Uitspraak Nº C/15/332076 HARK 22-152. Rechtbank Noord-Holland, 2022-10-27
Court | Rechtbank Noord-Holland (Neederland) |
ECLI | ECLI:NL:RBNHO:2022:9637 |
Date | 27 Octubre 2022 |
Docket Number | C/15/332076 HARK 22-152 |
beslissing
Wrakingskamer
zaaknummer / rekestnummer: C/15/332076 / HA RK 22/152
Beslissing van 27 oktober 2022
Op het verzoek tot wraking ingediend door:
[verzoekster]
gevestigd te Hoofddorp,
verzoekster,
gemachtigde mr. R.J. Oost.
Het verzoek is gericht tegen:
mr. W. Aardenburg,
hierna te noemen: de kantonrechter.
Verzoekster heeft op 21 september 2022 ter zitting de wraking verzocht van de kantonrechter in de bij deze rechtbank, team Handel, Kanton & Insolventie, locatie Haarlem aanhangige zaak met als zaaknummer 9636868 \ CV EXPL 22-256, hierna te noemen: de hoofdzaak.

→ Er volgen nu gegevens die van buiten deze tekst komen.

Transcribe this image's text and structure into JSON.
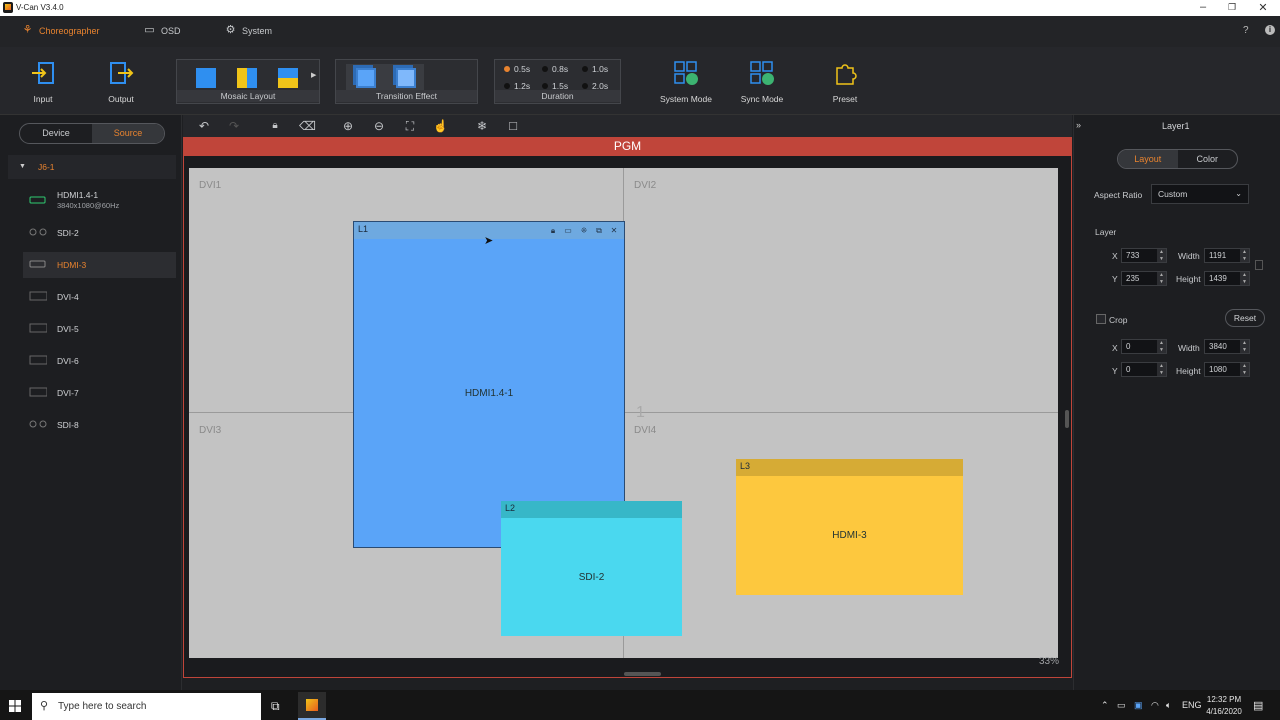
{
  "window": {
    "title": "V-Can V3.4.0"
  },
  "menu": {
    "items": [
      {
        "label": "Choreographer",
        "icon": "choreographer-icon",
        "active": true
      },
      {
        "label": "OSD",
        "icon": "image-icon",
        "active": false
      },
      {
        "label": "System",
        "icon": "gear-icon",
        "active": false
      }
    ],
    "help": "?",
    "info": "i"
  },
  "toolbar": {
    "input_label": "Input",
    "output_label": "Output",
    "mosaic_label": "Mosaic Layout",
    "transition_label": "Transition Effect",
    "duration_label": "Duration",
    "durations": [
      "0.5s",
      "0.8s",
      "1.0s",
      "1.2s",
      "1.5s",
      "2.0s"
    ],
    "duration_selected": "0.5s",
    "system_mode_label": "System Mode",
    "sync_mode_label": "Sync Mode",
    "preset_label": "Preset",
    "accent": "#e8832f"
  },
  "left": {
    "tabs": [
      "Device",
      "Source"
    ],
    "active_tab": "Source",
    "root": "J6-1",
    "sources": [
      {
        "label": "HDMI1.4-1",
        "sub": "3840x1080@60Hz",
        "icon": "hdmi-icon"
      },
      {
        "label": "SDI-2",
        "icon": "sdi-icon"
      },
      {
        "label": "HDMI-3",
        "icon": "hdmi-icon"
      },
      {
        "label": "DVI-4",
        "icon": "dvi-icon"
      },
      {
        "label": "DVI-5",
        "icon": "dvi-icon"
      },
      {
        "label": "DVI-6",
        "icon": "dvi-icon"
      },
      {
        "label": "DVI-7",
        "icon": "dvi-icon"
      },
      {
        "label": "SDI-8",
        "icon": "sdi-icon"
      }
    ],
    "selected": "HDMI-3"
  },
  "canvas": {
    "pgm_label": "PGM",
    "outputs": [
      "DVI1",
      "DVI2",
      "DVI3",
      "DVI4"
    ],
    "faint_marker": "1",
    "zoom": "33%",
    "layers": [
      {
        "id": "L1",
        "source": "HDMI1.4-1",
        "color": "#5aa4f8"
      },
      {
        "id": "L2",
        "source": "SDI-2",
        "color": "#4ad8ef"
      },
      {
        "id": "L3",
        "source": "HDMI-3",
        "color": "#fdc83e"
      }
    ]
  },
  "right": {
    "title": "Layer1",
    "tabs": [
      "Layout",
      "Color"
    ],
    "active_tab": "Layout",
    "aspect_ratio_label": "Aspect Ratio",
    "aspect_ratio_value": "Custom",
    "layer_label": "Layer",
    "x_label": "X",
    "y_label": "Y",
    "width_label": "Width",
    "height_label": "Height",
    "layer_x": "733",
    "layer_y": "235",
    "layer_width": "1191",
    "layer_height": "1439",
    "crop_label": "Crop",
    "reset_label": "Reset",
    "crop_x": "0",
    "crop_y": "0",
    "crop_width": "3840",
    "crop_height": "1080"
  },
  "taskbar": {
    "search_placeholder": "Type here to search",
    "lang": "ENG",
    "time": "12:32 PM",
    "date": "4/16/2020"
  }
}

De kantonrechter heeft niet in de wraking berust.
Het verzoek is vervolgens behandeld ter openbare zitting van de wrakingskamer van 18 oktober 2022. Verzoekster, de kantonrechter en de wederpartij in de hoofdzaak zijn in de gelegenheid gesteld te worden gehoord. Verzoekster is vertegenwoordigd door haar gemachtigde. Voorts zijn verschenen de kantonrechter en de wederpartij in de hoofdzaak. De gemachtigde van verzoekster en de kantonrechter hebben ter zitting spreekaantekeningen overgelegd.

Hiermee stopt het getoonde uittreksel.